The national news story of the moment is a sports story with just about nothing to do with sports.
The story of Notre Dame linebacker Manti Te'o either being duped into believing he had a girlfriend named Lennay Kekua who eventually died of leukemia, making up a girlfriend and then pretend-cancering her or getting caught up in some combination of the two* might end up being the biggest unexpected sports story of the year.
Its coverage has dominated our site since it broke, along with almost any other outlet that covers college football, national television news, many outlets that don't even cover sports, Twitter and so forth. By "so forth" I'm including things that happen off of the internet, whatever those things are -- when we all broke for dinner last night before Notre Dame athletic director Jack Swarbrick's press conference, we talked about it and heard others at the next table talking about it, didn't we? Then we marveled at Swarbrick, watched the resulting greatest Evening Jones episode ever, fell asleep reading about it and woke up a minute or two early to make sure we hadn't missed anything (here's the latest!) overnight?

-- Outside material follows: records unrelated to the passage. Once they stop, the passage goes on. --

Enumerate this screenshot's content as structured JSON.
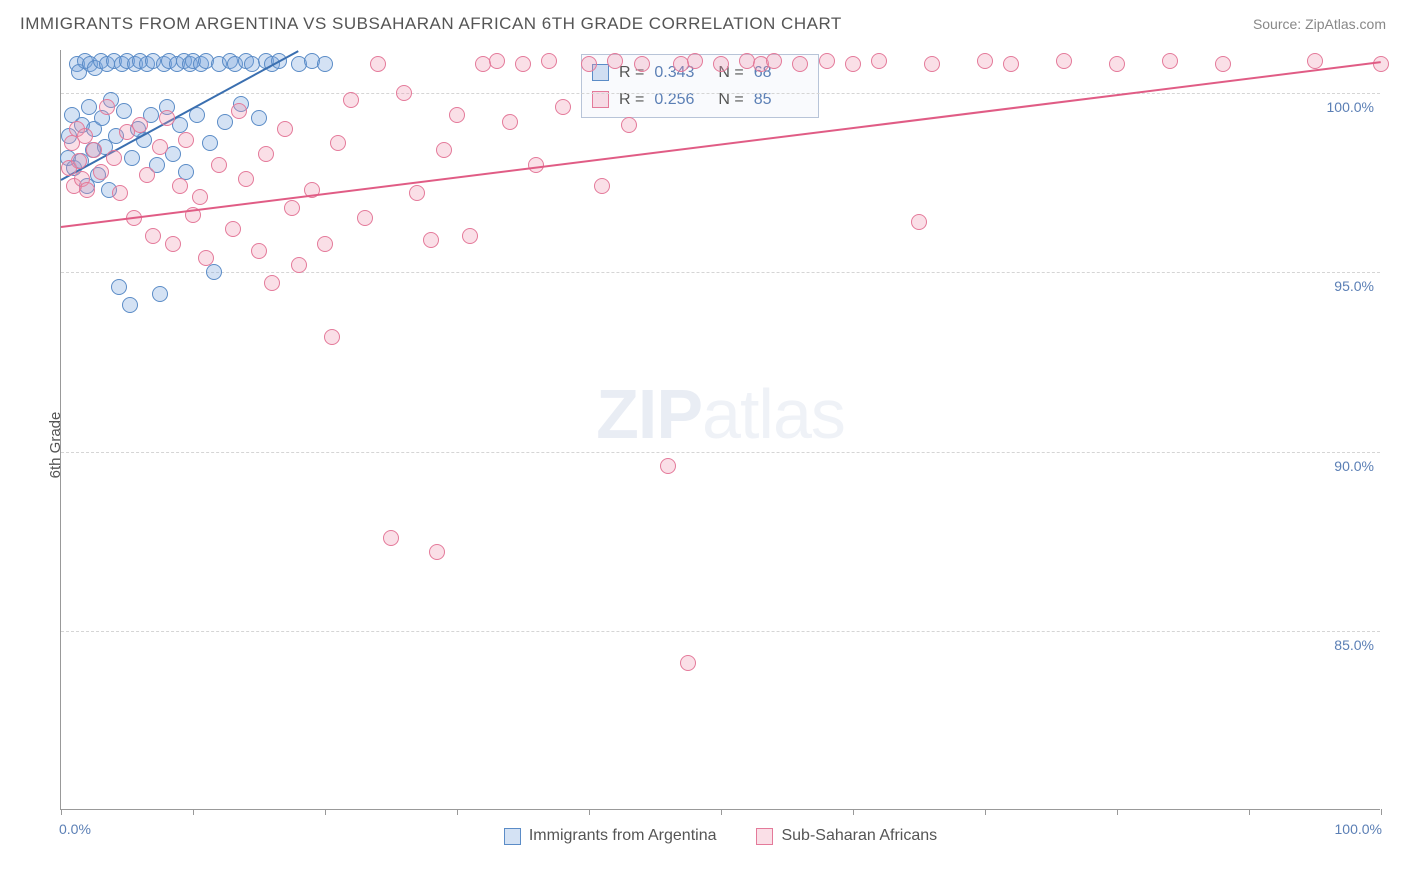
{
  "header": {
    "title": "IMMIGRANTS FROM ARGENTINA VS SUBSAHARAN AFRICAN 6TH GRADE CORRELATION CHART",
    "source_prefix": "Source: ",
    "source_name": "ZipAtlas.com"
  },
  "watermark": {
    "zip": "ZIP",
    "atlas": "atlas"
  },
  "chart": {
    "type": "scatter",
    "ylabel": "6th Grade",
    "xlim": [
      0,
      100
    ],
    "ylim": [
      80,
      101.2
    ],
    "background_color": "#ffffff",
    "grid_color": "#d5d5d5",
    "axis_color": "#999999",
    "label_color": "#5b7fb5",
    "ytick_values": [
      85.0,
      90.0,
      95.0,
      100.0
    ],
    "ytick_labels": [
      "85.0%",
      "90.0%",
      "95.0%",
      "100.0%"
    ],
    "xtick_values": [
      0,
      10,
      20,
      30,
      40,
      50,
      60,
      70,
      80,
      90,
      100
    ],
    "x_min_label": "0.0%",
    "x_max_label": "100.0%",
    "marker_radius": 8,
    "marker_border_width": 1.3,
    "line_width": 2,
    "series": [
      {
        "name": "Immigrants from Argentina",
        "fill": "rgba(120,165,220,0.32)",
        "stroke": "#5b8cc7",
        "line_color": "#3a6fb0",
        "R": "0.343",
        "N": "68",
        "trend": {
          "x1": 0,
          "y1": 97.6,
          "x2": 18,
          "y2": 101.2
        },
        "points": [
          [
            0.5,
            98.2
          ],
          [
            0.6,
            98.8
          ],
          [
            0.8,
            99.4
          ],
          [
            1.0,
            97.9
          ],
          [
            1.2,
            100.8
          ],
          [
            1.4,
            100.6
          ],
          [
            1.5,
            98.1
          ],
          [
            1.6,
            99.1
          ],
          [
            1.8,
            100.9
          ],
          [
            2.0,
            97.4
          ],
          [
            2.1,
            99.6
          ],
          [
            2.2,
            100.8
          ],
          [
            2.4,
            98.4
          ],
          [
            2.5,
            99.0
          ],
          [
            2.6,
            100.7
          ],
          [
            2.8,
            97.7
          ],
          [
            3.0,
            100.9
          ],
          [
            3.1,
            99.3
          ],
          [
            3.3,
            98.5
          ],
          [
            3.5,
            100.8
          ],
          [
            3.6,
            97.3
          ],
          [
            3.8,
            99.8
          ],
          [
            4.0,
            100.9
          ],
          [
            4.2,
            98.8
          ],
          [
            4.4,
            94.6
          ],
          [
            4.6,
            100.8
          ],
          [
            4.8,
            99.5
          ],
          [
            5.0,
            100.9
          ],
          [
            5.2,
            94.1
          ],
          [
            5.4,
            98.2
          ],
          [
            5.6,
            100.8
          ],
          [
            5.8,
            99.0
          ],
          [
            6.0,
            100.9
          ],
          [
            6.3,
            98.7
          ],
          [
            6.5,
            100.8
          ],
          [
            6.8,
            99.4
          ],
          [
            7.0,
            100.9
          ],
          [
            7.3,
            98.0
          ],
          [
            7.5,
            94.4
          ],
          [
            7.8,
            100.8
          ],
          [
            8.0,
            99.6
          ],
          [
            8.2,
            100.9
          ],
          [
            8.5,
            98.3
          ],
          [
            8.8,
            100.8
          ],
          [
            9.0,
            99.1
          ],
          [
            9.3,
            100.9
          ],
          [
            9.5,
            97.8
          ],
          [
            9.8,
            100.8
          ],
          [
            10.0,
            100.9
          ],
          [
            10.3,
            99.4
          ],
          [
            10.6,
            100.8
          ],
          [
            11.0,
            100.9
          ],
          [
            11.3,
            98.6
          ],
          [
            11.6,
            95.0
          ],
          [
            12.0,
            100.8
          ],
          [
            12.4,
            99.2
          ],
          [
            12.8,
            100.9
          ],
          [
            13.2,
            100.8
          ],
          [
            13.6,
            99.7
          ],
          [
            14.0,
            100.9
          ],
          [
            14.5,
            100.8
          ],
          [
            15.0,
            99.3
          ],
          [
            15.5,
            100.9
          ],
          [
            16.0,
            100.8
          ],
          [
            16.5,
            100.9
          ],
          [
            18.0,
            100.8
          ],
          [
            19.0,
            100.9
          ],
          [
            20.0,
            100.8
          ]
        ]
      },
      {
        "name": "Sub-Saharan Africans",
        "fill": "rgba(240,150,175,0.30)",
        "stroke": "#e47a9a",
        "line_color": "#e05c85",
        "R": "0.256",
        "N": "85",
        "trend": {
          "x1": 0,
          "y1": 96.3,
          "x2": 100,
          "y2": 100.9
        },
        "points": [
          [
            0.6,
            97.9
          ],
          [
            0.8,
            98.6
          ],
          [
            1.0,
            97.4
          ],
          [
            1.2,
            99.0
          ],
          [
            1.4,
            98.1
          ],
          [
            1.6,
            97.6
          ],
          [
            1.8,
            98.8
          ],
          [
            2.0,
            97.3
          ],
          [
            2.5,
            98.4
          ],
          [
            3.0,
            97.8
          ],
          [
            3.5,
            99.6
          ],
          [
            4.0,
            98.2
          ],
          [
            4.5,
            97.2
          ],
          [
            5.0,
            98.9
          ],
          [
            5.5,
            96.5
          ],
          [
            6.0,
            99.1
          ],
          [
            6.5,
            97.7
          ],
          [
            7.0,
            96.0
          ],
          [
            7.5,
            98.5
          ],
          [
            8.0,
            99.3
          ],
          [
            8.5,
            95.8
          ],
          [
            9.0,
            97.4
          ],
          [
            9.5,
            98.7
          ],
          [
            10.0,
            96.6
          ],
          [
            10.5,
            97.1
          ],
          [
            11.0,
            95.4
          ],
          [
            12.0,
            98.0
          ],
          [
            13.0,
            96.2
          ],
          [
            13.5,
            99.5
          ],
          [
            14.0,
            97.6
          ],
          [
            15.0,
            95.6
          ],
          [
            15.5,
            98.3
          ],
          [
            16.0,
            94.7
          ],
          [
            17.0,
            99.0
          ],
          [
            17.5,
            96.8
          ],
          [
            18.0,
            95.2
          ],
          [
            19.0,
            97.3
          ],
          [
            20.0,
            95.8
          ],
          [
            20.5,
            93.2
          ],
          [
            21.0,
            98.6
          ],
          [
            22.0,
            99.8
          ],
          [
            23.0,
            96.5
          ],
          [
            24.0,
            100.8
          ],
          [
            25.0,
            87.6
          ],
          [
            26.0,
            100.0
          ],
          [
            27.0,
            97.2
          ],
          [
            28.0,
            95.9
          ],
          [
            28.5,
            87.2
          ],
          [
            29.0,
            98.4
          ],
          [
            30.0,
            99.4
          ],
          [
            31.0,
            96.0
          ],
          [
            32.0,
            100.8
          ],
          [
            33.0,
            100.9
          ],
          [
            34.0,
            99.2
          ],
          [
            35.0,
            100.8
          ],
          [
            36.0,
            98.0
          ],
          [
            37.0,
            100.9
          ],
          [
            38.0,
            99.6
          ],
          [
            40.0,
            100.8
          ],
          [
            41.0,
            97.4
          ],
          [
            42.0,
            100.9
          ],
          [
            43.0,
            99.1
          ],
          [
            44.0,
            100.8
          ],
          [
            46.0,
            89.6
          ],
          [
            47.0,
            100.8
          ],
          [
            47.5,
            84.1
          ],
          [
            48.0,
            100.9
          ],
          [
            50.0,
            100.8
          ],
          [
            52.0,
            100.9
          ],
          [
            53.0,
            100.8
          ],
          [
            54.0,
            100.9
          ],
          [
            56.0,
            100.8
          ],
          [
            58.0,
            100.9
          ],
          [
            60.0,
            100.8
          ],
          [
            62.0,
            100.9
          ],
          [
            65.0,
            96.4
          ],
          [
            66.0,
            100.8
          ],
          [
            70.0,
            100.9
          ],
          [
            72.0,
            100.8
          ],
          [
            76.0,
            100.9
          ],
          [
            80.0,
            100.8
          ],
          [
            84.0,
            100.9
          ],
          [
            88.0,
            100.8
          ],
          [
            95.0,
            100.9
          ],
          [
            100.0,
            100.8
          ]
        ]
      }
    ],
    "stats_box": {
      "R_label": "R =",
      "N_label": "N ="
    },
    "bottom_legend": [
      {
        "label": "Immigrants from Argentina",
        "series_idx": 0
      },
      {
        "label": "Sub-Saharan Africans",
        "series_idx": 1
      }
    ]
  }
}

It's not the most important off-field story. At its core, either a college kid kept up a lie or was made to look like a fool by some other kids. Those have both happened without ceasing since college kids were first discovered.
Obviously the details matter. Te'o wasn't just a football player, he was the most important Notre Dame player in decades and a legit Heisman contender (though if this linebacker was worthy, many others over the years were even more so). The story of his girlfriend was part of his legend, whether he and his father actively cultivated it or did things like this out of total innocence. By December, you couldn't tell The Heisman Story [/piano tinkling] of a Heisman finalist without talking about Kekua, whether you'd actually ever heard her name or seen her photo or not.
The mystery element counts too, especially with the Catfish movie and TV series priming the public for an episode to happen in a real-life story it'd already been following. Further, that all of (almost all of) sports media swallowed the Notre Dame story whole -- not a single red flag was raised in all of this? How'd we pull that one off? Topic!
(Also, between this and AJ McCarron's girlfriend, we've now spent all of the college football season talking about the girlfriends of players. It's like Katherine Webb was part of the totally mundane opening act that was followed by a head-first internet collision.)
But still. No explanation I can form really gets to the core of why this story is so universally interesting and for so many hours. We haven't even heard from Te'o himself (Pat Forde reports today could be the day), let alone the perpetrator, and I'm sure we'll make it to those points with appetites fully ready for more. There's a Catfish episode to be watched.
The most amazing thing about all this might be that I've yet to see a single, "Who cares?" comment on a story here or a story elsewhere or on Twitter. Everything gets a, "Who cares?" comment, but not this? Not even a, "How is this sports news?" comment?
I care, and don't know why. Everyone cares about this kid's made-up girlfriend, and everyone assumes that everyone else cares about this kid's made-up girlfriend. This is the internet, where half of the people who click on an item actively do not care about that item, with at least one guy making it known in the comments that he does not care at all about the thing he's just clicked on. That's not happening here.
Do you know why you care?
* This looks to be the likeliest story, at the moment. It's becoming clear he was likely hoaxed for at least a while, though his teammates reportedly sniffed it out. According to Swarbrick, Te'o learned in skin-crawling fashion on Dec. 6 that Kekua wasn't real. But he then said two days later, "I don't like cancer at all. I lost both my grandparents and my girlfriend to cancer."
That could be something said out of personal denial or out of a desire to keep the story going, whether due to self-promotion or embarrassment or family pressure or a sense that he shouldn't let people down. Not speculating, just offering other conclusions. I don't really like combing through a kid's record of statements, looking for the loose brick that'll bring down the whole facade.